Giovedì 4 luglio, alle 21.30, in Piazza del Popolo, secondo appuntamento della rassegna “Una piazza da cinema” con il film Non ci resta che il crimine, di Massimiliano Bruno, con Alessandro Gassmann, Marco Giallini, Gianmarco Tognazzi, Edoardo Leo e Ilenia Pastorelli.

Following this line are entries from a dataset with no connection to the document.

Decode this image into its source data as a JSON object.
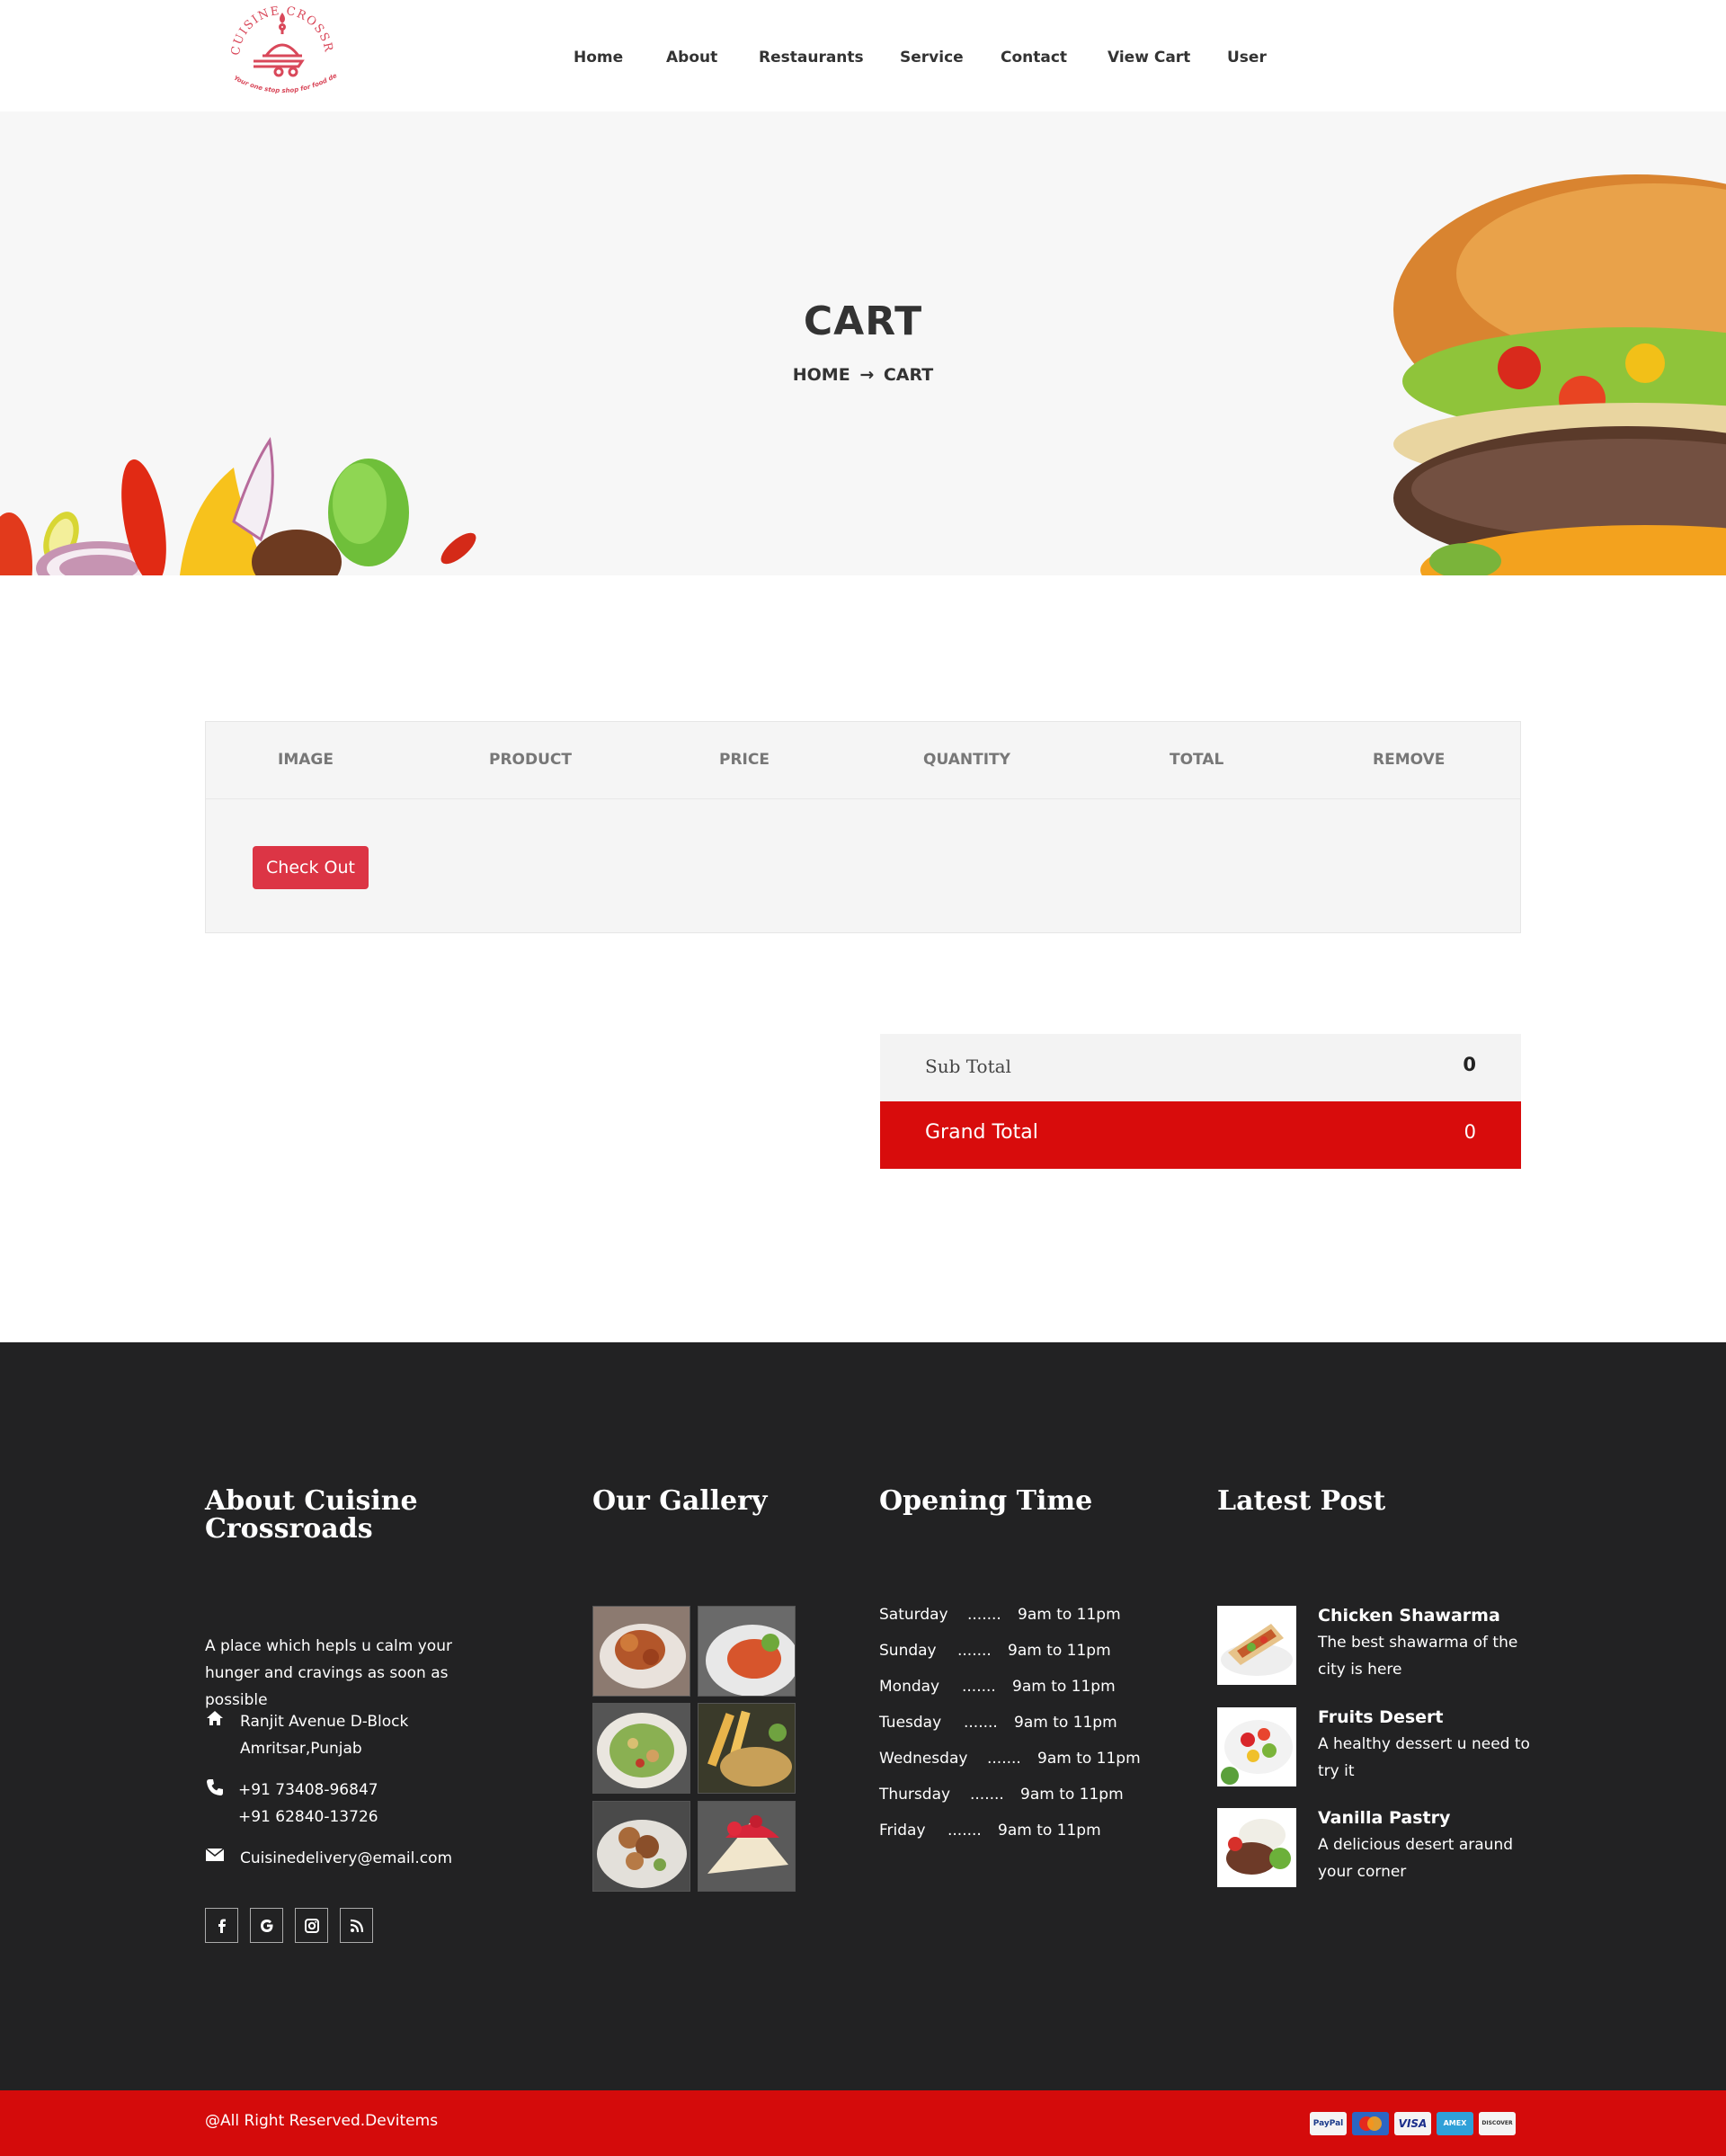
{
  "logo": {
    "brand": "CUISINE CROSSROADS",
    "tagline": "Your one stop shop for food delivery"
  },
  "nav": [
    "Home",
    "About",
    "Restaurants",
    "Service",
    "Contact",
    "View Cart",
    "User"
  ],
  "banner": {
    "title": "CART",
    "crumb_home": "HOME",
    "crumb_arrow": "→",
    "crumb_current": "CART"
  },
  "cart": {
    "columns": [
      "IMAGE",
      "PRODUCT",
      "PRICE",
      "QUANTITY",
      "TOTAL",
      "REMOVE"
    ],
    "checkout_label": "Check Out"
  },
  "totals": {
    "sub_label": "Sub Total",
    "sub_value": "0",
    "grand_label": "Grand Total",
    "grand_value": "0"
  },
  "footer": {
    "about": {
      "title": "About Cuisine Crossroads",
      "description": "A place which hepls u calm your hunger and cravings as soon as possible",
      "address_line1": "Ranjit Avenue D-Block",
      "address_line2": "Amritsar,Punjab",
      "phone1": "+91 73408-96847",
      "phone2": "+91 62840-13726",
      "email": "Cuisinedelivery@email.com",
      "social": [
        "facebook-icon",
        "google-icon",
        "instagram-icon",
        "rss-icon"
      ]
    },
    "gallery": {
      "title": "Our Gallery"
    },
    "hours": {
      "title": "Opening Time",
      "rows": [
        {
          "day": "Saturday",
          "dots": ".......",
          "time": "9am to 11pm"
        },
        {
          "day": "Sunday",
          "dots": ".......",
          "time": "9am to 11pm"
        },
        {
          "day": "Monday",
          "dots": ".......",
          "time": "9am to 11pm"
        },
        {
          "day": "Tuesday",
          "dots": ".......",
          "time": "9am to 11pm"
        },
        {
          "day": "Wednesday",
          "dots": ".......",
          "time": "9am to 11pm"
        },
        {
          "day": "Thursday",
          "dots": ".......",
          "time": "9am to 11pm"
        },
        {
          "day": "Friday",
          "dots": ".......",
          "time": "9am to 11pm"
        }
      ]
    },
    "posts": {
      "title": "Latest Post",
      "items": [
        {
          "title": "Chicken Shawarma",
          "desc": "The best shawarma of the city is here"
        },
        {
          "title": "Fruits Desert",
          "desc": "A healthy dessert u need to try it"
        },
        {
          "title": "Vanilla Pastry",
          "desc": "A delicious desert araund your corner"
        }
      ]
    }
  },
  "bottom": {
    "copyright": "@All Right Reserved.Devitems",
    "payments": [
      "PayPal",
      "MC",
      "VISA",
      "AMEX",
      "DISCOVER"
    ]
  },
  "colors": {
    "accent": "#d80c0c",
    "button": "#dc3545",
    "footer_bg": "#222223",
    "banner_bg": "#f7f7f7"
  }
}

Di seguito, la recensione dell’opera.
Sebastiano (Alessandro Gassmann), Moreno (Marco Giallini) e Giuseppe (Gianmarco Tognazzi) sono tre amici di vecchia data disperati: il primo è intrappolato in un matrimonio dove non c’è più amore, ma solo routine; il secondo è disoccupato e deve pagare gli alimenti all’ex moglie; il terzo è un commercialista, lavora per il tirannico suocero ed è trattato come uno zerbino. Per racimolare un po’ di soldi e notorietà, i tre si inventano un “Tour della Magliana”: un viaggio turistico nei luoghi della banda criminale romana più famosa degli anni Ottanta. Un giorno, durante questo tour, i tre attraversano, in un bar, un portale di Einstein-Rosen (un wormhole spazio-temporale) e si ritrovano catapultati nel passato, precisamente nel 1982. Decidono di rimanere e di fare qualche soldo vincendo scommesse, puntando sulle partite dei mondiali: venendo dal “futuro”, sanno già i risultati degli incontri, specialmente Giuseppe con la sua memoria incredibile. Questa loro nuova vita ed attività li fa notare da Renatino (Edoardo Leo), uno dei più noti criminali della banda della Magliana: il boss li prenderà in ostaggio per far fruttare al massimo questo dono di Giuseppe, tra battute e criminalità.
Non ci resta che il crimine è l’ultima commedia di Massimiliano Bruno, regista, attore e sceneggiatore (è stato uno degli sceneggiatori del film Notte prima degli esami e, per la televisione, ha recitato la parte dell’ispettore Borromini nel cult poliziottesco L’ispettore Coliandro, con Giampaolo Morelli, diretto dai Manetti Bros). Un film veloce, sintetico, che funziona a fasi alterne: dalle battute più o meno riuscite, al grottesco e divertente momento della rapina. Il trio Gassmann-Giallini-Tognazzi reagisce bene: tre personaggi in tutto e per tutto differenti nell’aspetto e nel carattere, capaci di dare alla commedia, con le loro buone interpretazioni, quel guizzo in più per salvarla e renderla più gradevole. Una pellicola che ricorda immediatamente, dal titolo e dall’idea di viaggio nel tempo, il lavoro di Troisi e Benigni Non ci resta che piangere (1984): personaggi che vivono una vita mediocre nel presente e si ritrovano, improvvisamente, nel passato senza un motivo preciso. Comunque, al di là dell’assonanza, i due lavori non sono, nella sostanza, paragonabili: sono diversissimi nei contenuti, nel tempo e nello spazio. Non ci resta che il crimine è una leggera storia sulla disperazione, sulla necessità e voglia di svoltare quando non si ha più nulla da perdere: non essere succubi delle abitudini deleterie, non rimanere bloccati in una relazione quando non c’è più amore né rimanere intrappolati in un lavoro se esso non è più appagante né interessante. Questo Bruno vuole insegnarci, con i suoi tre buoni, sgangherati ed improvvisati moschettieri della Magliana di Renatino.